Recurrent outbreaks of infectious bursal disease (IBD) have become a burning problem to the poultry industry worldwide. Here, we performed genetic analysis of IBD virus (IBDV) field isolates from recent outbreaks in various poultry farms in India. The sequence analysis of IBDV VP2 hypervariable region revealed amino acid pattern similar to that of very virulent (222A, 242I, 253Q, 256I, 272I, 279D, 284A, 294I, 299S and 330S) and intermediate plus virulent (222A, 242I, 253Q, 256I, 272T, 279N, 284A, 294I, 299S and 330S) type whereas analysis of VP1 revealed presence of sequence similar to that of very virulent (61I, 145T) and unique (61I, 141I, 143D, 145S) type in field isolates. Among the eight field isolates, two isolates contained very virulent type VP2 and unique type VP1, three contained intermediate plus virulent type VP2 and unique type VP1 whereas five contained both VP2 and VP1 of very virulent type. The phylogenetic analysis based on VP2 nucleotide sequence showed clustering of all eight isolates close to known very virulent strains whereas based on VP1, five isolates formed unique cluster and three isolates were placed close to very virulent strains. The isolates forming unique VP1 cluster showed highest similarity with classical virulent IBDVs suggesting their possible evolution from segment B of non-very virulent IBDVs. Interestingly, these five isolates were responsible for outbreaks in four different farms located at three different geographic locations in India. These observations indicates genetic reassortment between segment A and segment B from co-infecting IBDV strains leading to emergence of very virulent strains and their widespread prevalence in Indian poultry farms.

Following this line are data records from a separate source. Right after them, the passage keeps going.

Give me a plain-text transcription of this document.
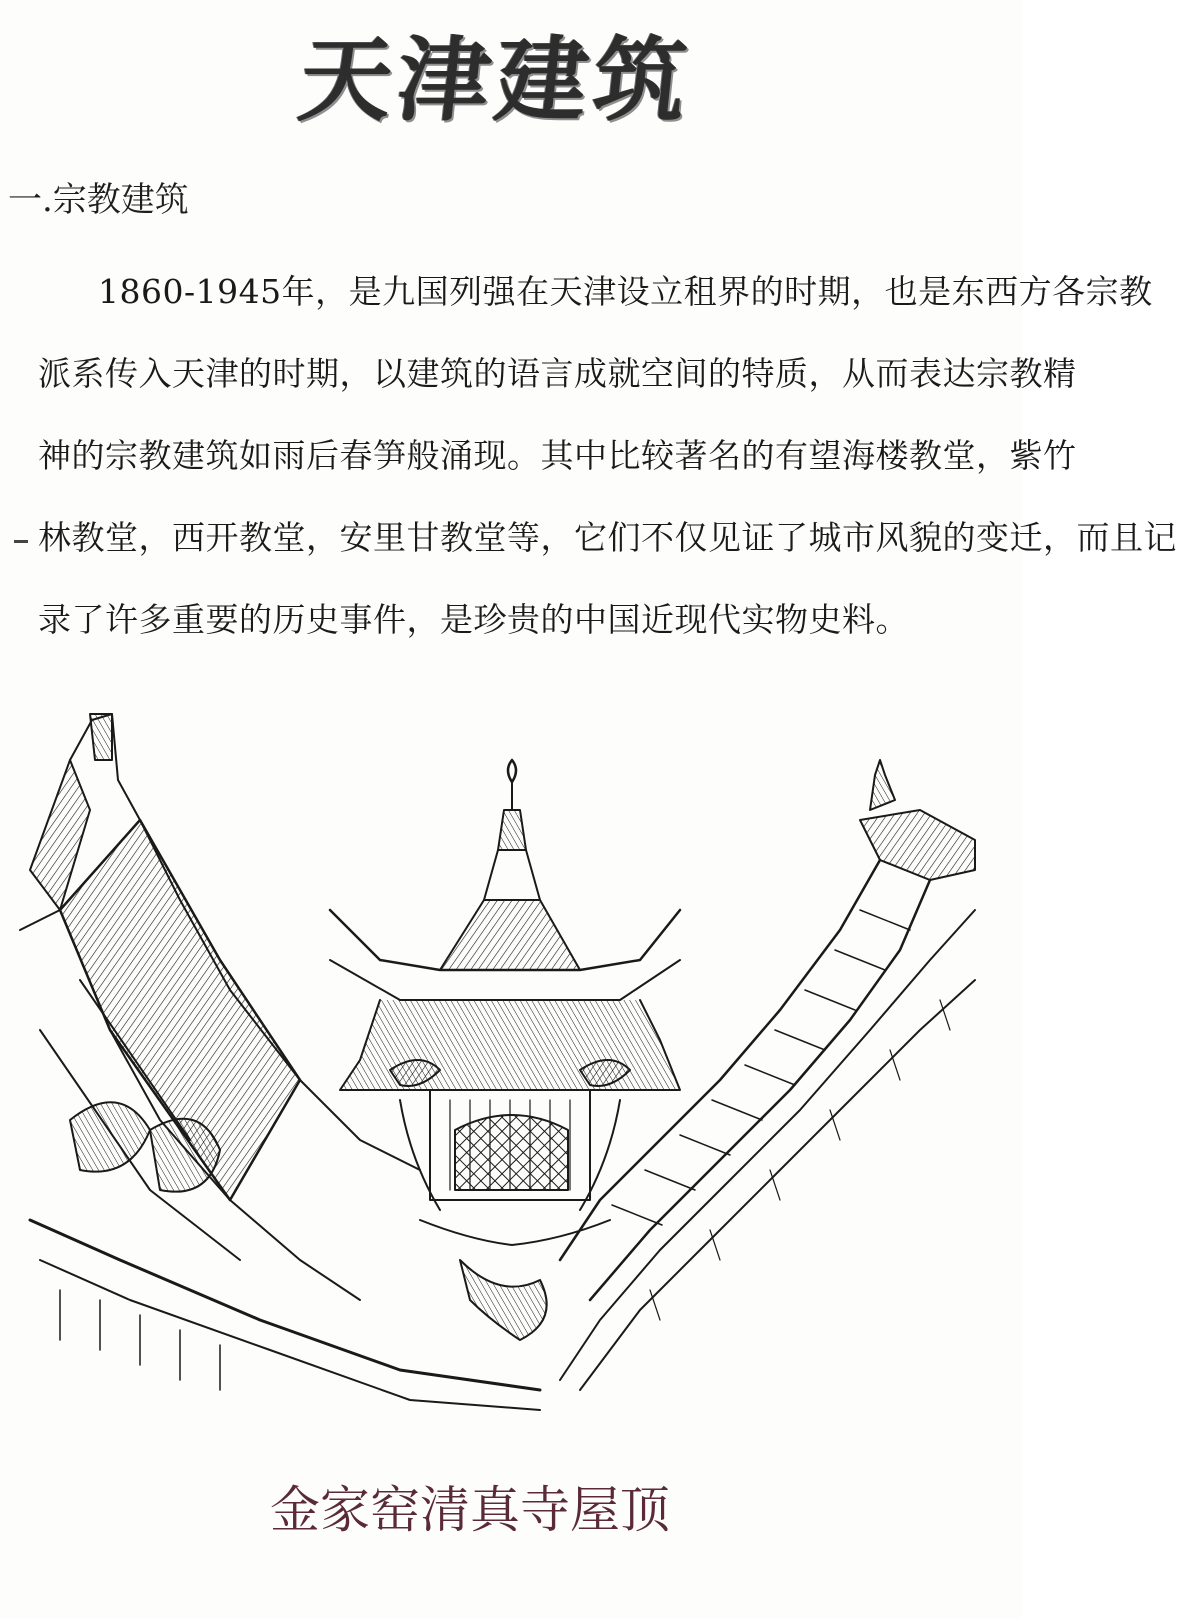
天津建筑
一.宗教建筑
1860-1945年，是九国列强在天津设立租界的时期，也是东西方各宗教
派系传入天津的时期，以建筑的语言成就空间的特质，从而表达宗教精
神的宗教建筑如雨后春笋般涌现。其中比较著名的有望海楼教堂，紫竹
林教堂，西开教堂，安里甘教堂等，它们不仅见证了城市风貌的变迁，而且记
录了许多重要的历史事件，是珍贵的中国近现代实物史料。
金家窑清真寺屋顶
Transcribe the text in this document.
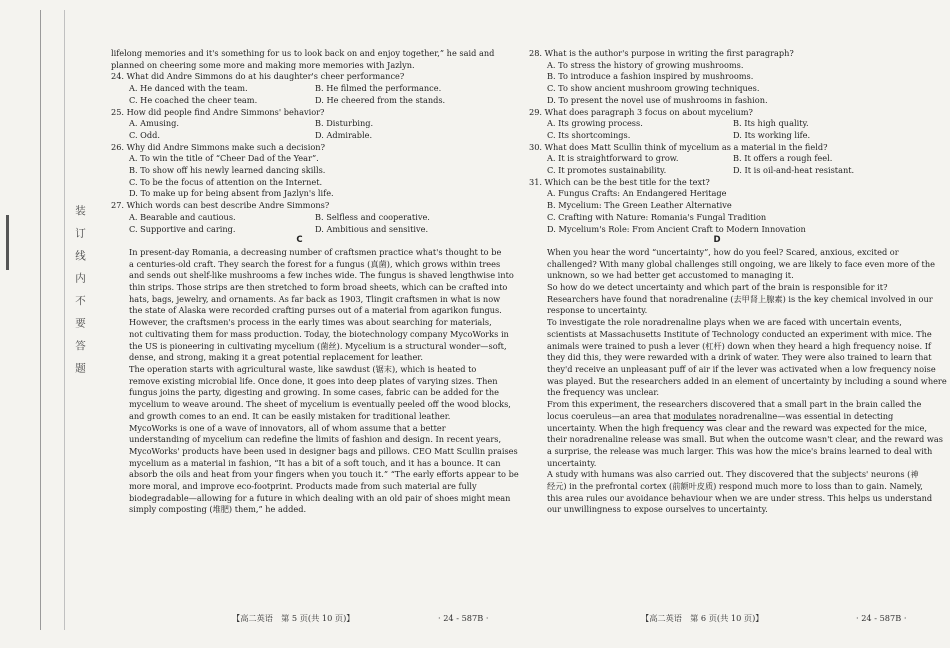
装订线内不要答题
lifelong memories and it's something for us to look back on and enjoy together,” he said and
planned on cheering some more and making more memories with Jazlyn.
24. What did Andre Simmons do at his daughter's cheer performance?
A. He danced with the team.	B. He filmed the performance.
C. He coached the cheer team.	D. He cheered from the stands.
25. How did people find Andre Simmons' behavior?
A. Amusing.	B. Disturbing.
C. Odd.	D. Admirable.
26. Why did Andre Simmons make such a decision?
A. To win the title of “Cheer Dad of the Year”.
B. To show off his newly learned dancing skills.
C. To be the focus of attention on the Internet.
D. To make up for being absent from Jazlyn's life.
27. Which words can best describe Andre Simmons?
A. Bearable and cautious.	B. Selfless and cooperative.
C. Supportive and caring.	D. Ambitious and sensitive.
C
In present-day Romania, a decreasing number of craftsmen practice what's thought to be
a centuries-old craft. They search the forest for a fungus (真菌), which grows within trees
and sends out shelf-like mushrooms a few inches wide. The fungus is shaved lengthwise into
thin strips. Those strips are then stretched to form broad sheets, which can be crafted into
hats, bags, jewelry, and ornaments. As far back as 1903, Tlingit craftsmen in what is now
the state of Alaska were recorded crafting purses out of a material from agarikon fungus.
However, the craftsmen's process in the early times was about searching for materials,
not cultivating them for mass production. Today, the biotechnology company MycoWorks in
the US is pioneering in cultivating mycelium (菌丝). Mycelium is a structural wonder—soft,
dense, and strong, making it a great potential replacement for leather.
The operation starts with agricultural waste, like sawdust (锯末), which is heated to
remove existing microbial life. Once done, it goes into deep plates of varying sizes. Then
fungus joins the party, digesting and growing. In some cases, fabric can be added for the
mycelium to weave around. The sheet of mycelium is eventually peeled off the wood blocks,
and growth comes to an end. It can be easily mistaken for traditional leather.
MycoWorks is one of a wave of innovators, all of whom assume that a better
understanding of mycelium can redefine the limits of fashion and design. In recent years,
MycoWorks' products have been used in designer bags and pillows. CEO Matt Scullin praises
mycelium as a material in fashion, “It has a bit of a soft touch, and it has a bounce. It can
absorb the oils and heat from your fingers when you touch it.” “The early efforts appear to be
more moral, and improve eco-footprint. Products made from such material are fully
biodegradable—allowing for a future in which dealing with an old pair of shoes might mean
simply composting (堆肥) them,” he added.
28. What is the author's purpose in writing the first paragraph?
A. To stress the history of growing mushrooms.
B. To introduce a fashion inspired by mushrooms.
C. To show ancient mushroom growing techniques.
D. To present the novel use of mushrooms in fashion.
29. What does paragraph 3 focus on about mycelium?
A. Its growing process.	B. Its high quality.
C. Its shortcomings.	D. Its working life.
30. What does Matt Scullin think of mycelium as a material in the field?
A. It is straightforward to grow.	B. It offers a rough feel.
C. It promotes sustainability.	D. It is oil-and-heat resistant.
31. Which can be the best title for the text?
A. Fungus Crafts: An Endangered Heritage
B. Mycelium: The Green Leather Alternative
C. Crafting with Nature: Romania's Fungal Tradition
D. Mycelium's Role: From Ancient Craft to Modern Innovation
D
When you hear the word “uncertainty”, how do you feel? Scared, anxious, excited or
challenged? With many global challenges still ongoing, we are likely to face even more of the
unknown, so we had better get accustomed to managing it.
So how do we detect uncertainty and which part of the brain is responsible for it?
Researchers have found that noradrenaline (去甲肾上腺素) is the key chemical involved in our
response to uncertainty.
To investigate the role noradrenaline plays when we are faced with uncertain events,
scientists at Massachusetts Institute of Technology conducted an experiment with mice. The
animals were trained to push a lever (杠杆) down when they heard a high frequency noise. If
they did this, they were rewarded with a drink of water. They were also trained to learn that
they'd receive an unpleasant puff of air if the lever was activated when a low frequency noise
was played. But the researchers added in an element of uncertainty by including a sound where
the frequency was unclear.
From this experiment, the researchers discovered that a small part in the brain called the
locus coeruleus—an area that modulates noradrenaline—was essential in detecting
uncertainty. When the high frequency was clear and the reward was expected for the mice,
their noradrenaline release was small. But when the outcome wasn't clear, and the reward was
a surprise, the release was much larger. This was how the mice's brains learned to deal with
uncertainty.
A study with humans was also carried out. They discovered that the subjects' neurons (神
经元) in the prefrontal cortex (前额叶皮质) respond much more to loss than to gain. Namely,
this area rules our avoidance behaviour when we are under stress. This helps us understand
our unwillingness to expose ourselves to uncertainty.
【高二英语　第 5 页(共 10 页)】	· 24 - 587B ·	【高二英语　第 6 页(共 10 页)】	· 24 - 587B ·
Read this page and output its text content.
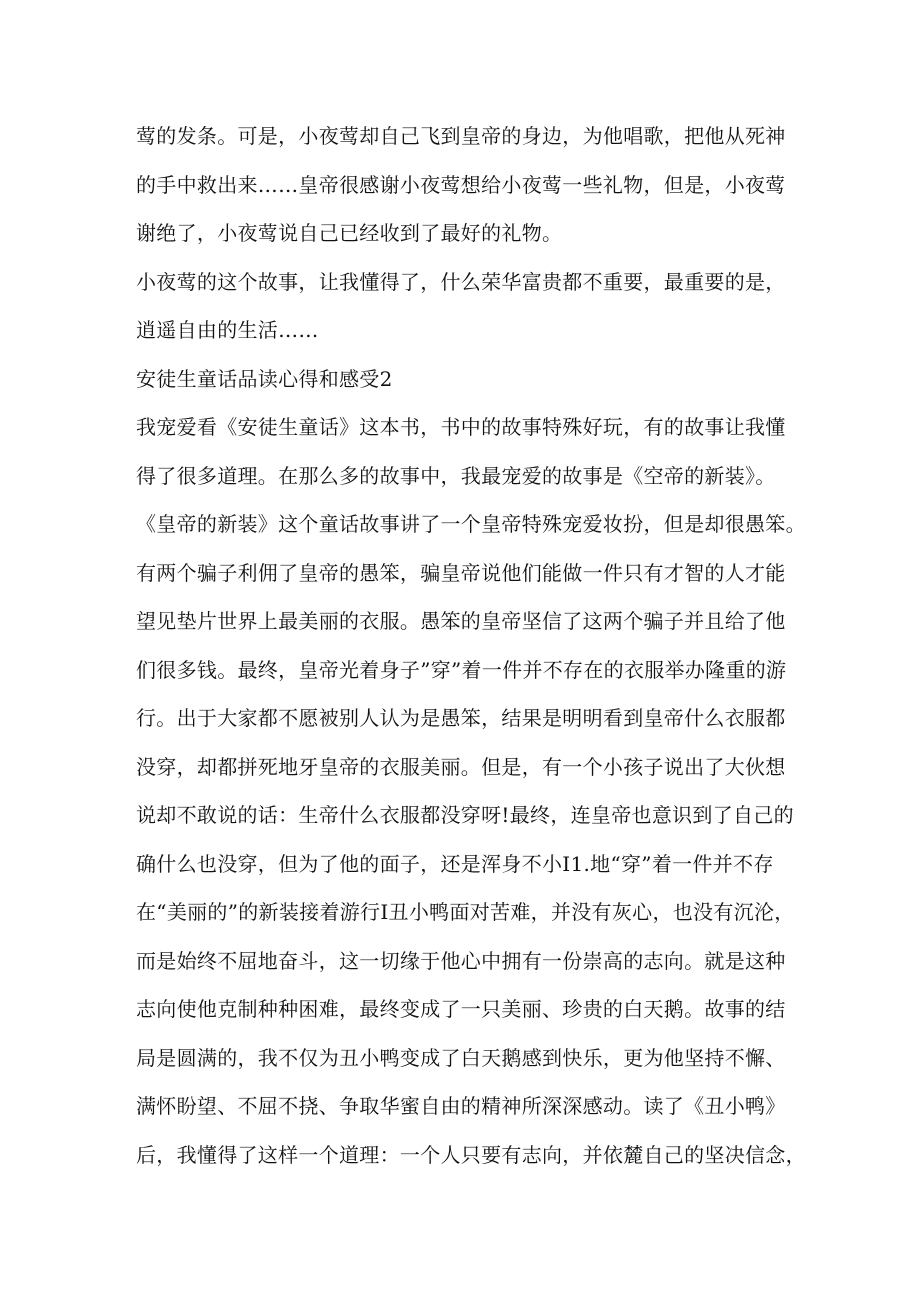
莺的发条。可是，小夜莺却自己飞到皇帝的身边，为他唱歌，把他从死神
的手中救出来……皇帝很感谢小夜莺想给小夜莺一些礼物，但是，小夜莺
谢绝了，小夜莺说自己已经收到了最好的礼物。
小夜莺的这个故事，让我懂得了，什么荣华富贵都不重要，最重要的是，
逍遥自由的生活……
安徒生童话品读心得和感受2
我宠爱看《安徒生童话》这本书，书中的故事特殊好玩，有的故事让我懂
得了很多道理。在那么多的故事中，我最宠爱的故事是《空帝的新装》。
《皇帝的新装》这个童话故事讲了一个皇帝特殊宠爱妆扮，但是却很愚笨。
有两个骗子利佣了皇帝的愚笨，骗皇帝说他们能做一件只有才智的人才能
望见垫片世界上最美丽的衣服。愚笨的皇帝坚信了这两个骗子并且给了他
们很多钱。最终，皇帝光着身子”穿”着一件并不存在的衣服举办隆重的游
行。出于大家都不愿被别人认为是愚笨，结果是明明看到皇帝什么衣服都
没穿，却都拼死地牙皇帝的衣服美丽。但是，有一个小孩子说出了大伙想
说却不敢说的话：生帝什么衣服都没穿呀!最终，连皇帝也意识到了自己的
确什么也没穿，但为了他的面子，还是浑身不小I1.地“穿”着一件并不存
在“美丽的”的新装接着游行I丑小鸭面对苦难，并没有灰心，也没有沉沦，
而是始终不屈地奋斗，这一切缘于他心中拥有一份崇高的志向。就是这种
志向使他克制种种困难，最终变成了一只美丽、珍贵的白天鹅。故事的结
局是圆满的，我不仅为丑小鸭变成了白天鹅感到快乐，更为他坚持不懈、
满怀盼望、不屈不挠、争取华蜜自由的精神所深深感动。读了《丑小鸭》
后，我懂得了这样一个道理：一个人只要有志向，并依麓自己的坚决信念，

The presence of 272I and 279D in VP2 protein of five field isolates may explain possible cause of Gumboro intermediate plus vaccine failure in prevention of the outbreaks. However, mortality caused by other three strains which are antigenically similar to VP1 of intermediate plus vaccine strains could not be explained and the possible role of their unique VP1 in enhancing the pathogenesis needs to be investigated further.